Morgan Ricks is Professor of Law at Vanderbilt University Law School; John Crawford is Professor of Law at UC Hastings College of Law; and Lev Menand is a lawyer in New York. This post is based on their recent paper.
Among the perks of being a bank is the privilege of holding an account with the central bank. Unavailable to individuals and nonbank businesses, central bank accounts pay higher interest than ordinary bank accounts. Payments between these accounts clear instantly; banks needn’t wait days or even minutes for incoming payments to post. On top of that, central bank accounts consist of base money, meaning they are fully sovereign and nondefaultable no matter how large the balance. By contrast, federal deposit insurance for ordinary bank accounts maxes out at $250,000—a big problem for institutions with large balances.

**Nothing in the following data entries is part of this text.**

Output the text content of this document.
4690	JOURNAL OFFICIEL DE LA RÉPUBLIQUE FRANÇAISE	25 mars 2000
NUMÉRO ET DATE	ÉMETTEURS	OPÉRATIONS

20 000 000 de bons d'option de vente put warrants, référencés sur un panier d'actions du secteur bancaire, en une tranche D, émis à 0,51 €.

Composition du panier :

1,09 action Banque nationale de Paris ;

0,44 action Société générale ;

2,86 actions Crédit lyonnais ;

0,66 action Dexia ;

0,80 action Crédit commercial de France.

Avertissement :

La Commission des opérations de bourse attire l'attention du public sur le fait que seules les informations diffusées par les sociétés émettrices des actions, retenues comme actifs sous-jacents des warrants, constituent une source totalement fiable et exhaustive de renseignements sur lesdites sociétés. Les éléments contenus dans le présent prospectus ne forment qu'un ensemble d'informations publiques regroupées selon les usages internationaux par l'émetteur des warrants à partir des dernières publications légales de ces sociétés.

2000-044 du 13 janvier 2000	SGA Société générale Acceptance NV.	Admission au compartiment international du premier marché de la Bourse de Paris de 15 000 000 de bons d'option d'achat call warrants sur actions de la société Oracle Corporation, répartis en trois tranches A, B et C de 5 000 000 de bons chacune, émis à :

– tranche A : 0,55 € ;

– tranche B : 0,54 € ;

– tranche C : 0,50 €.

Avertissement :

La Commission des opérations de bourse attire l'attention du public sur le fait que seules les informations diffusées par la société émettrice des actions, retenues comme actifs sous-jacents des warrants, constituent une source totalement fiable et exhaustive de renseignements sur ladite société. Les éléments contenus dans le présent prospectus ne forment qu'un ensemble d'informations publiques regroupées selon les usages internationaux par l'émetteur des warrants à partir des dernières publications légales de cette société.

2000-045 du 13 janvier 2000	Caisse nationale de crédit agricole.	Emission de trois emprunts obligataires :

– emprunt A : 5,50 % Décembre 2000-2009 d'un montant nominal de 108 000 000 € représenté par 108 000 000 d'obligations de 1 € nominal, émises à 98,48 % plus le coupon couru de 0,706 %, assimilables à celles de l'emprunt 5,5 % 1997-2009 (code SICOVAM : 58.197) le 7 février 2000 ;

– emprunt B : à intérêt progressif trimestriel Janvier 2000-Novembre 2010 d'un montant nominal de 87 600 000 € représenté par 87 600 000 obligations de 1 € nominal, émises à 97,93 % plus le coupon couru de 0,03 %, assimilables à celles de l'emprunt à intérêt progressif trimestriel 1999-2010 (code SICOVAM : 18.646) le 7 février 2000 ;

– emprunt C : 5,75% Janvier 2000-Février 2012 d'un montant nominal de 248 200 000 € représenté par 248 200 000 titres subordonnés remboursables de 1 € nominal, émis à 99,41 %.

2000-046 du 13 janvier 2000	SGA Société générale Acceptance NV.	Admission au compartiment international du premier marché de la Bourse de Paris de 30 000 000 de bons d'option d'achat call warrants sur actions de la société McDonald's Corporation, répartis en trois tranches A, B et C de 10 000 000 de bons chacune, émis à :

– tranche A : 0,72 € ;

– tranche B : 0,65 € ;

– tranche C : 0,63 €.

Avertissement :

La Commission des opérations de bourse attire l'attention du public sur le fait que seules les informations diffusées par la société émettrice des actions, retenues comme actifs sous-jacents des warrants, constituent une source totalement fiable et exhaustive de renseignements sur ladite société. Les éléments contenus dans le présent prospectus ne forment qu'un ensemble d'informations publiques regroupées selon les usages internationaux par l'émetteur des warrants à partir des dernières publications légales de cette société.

Our paper recently posted on SSRN, A Public Option for Bank Accounts (or Central Banking for All), argues that restricting central bank accounts to an exclusive clientele (banks) is no longer justifiable on policy grounds if indeed it ever was. We propose giving the general public—individuals, businesses, and institutions—the option to hold accounts at the central bank, which we call FedAccounts. FedAccounts would offer all the functionality of ordinary bank accounts with the exception of overdraft coverage. They would also have all the special features that banks currently enjoy on their central bank accounts, as well as some additional, complementary features. Government-issued physical currency is already an open-access resource, available to all; the FedAccount program would merely do the same for nonphysical or “account” money.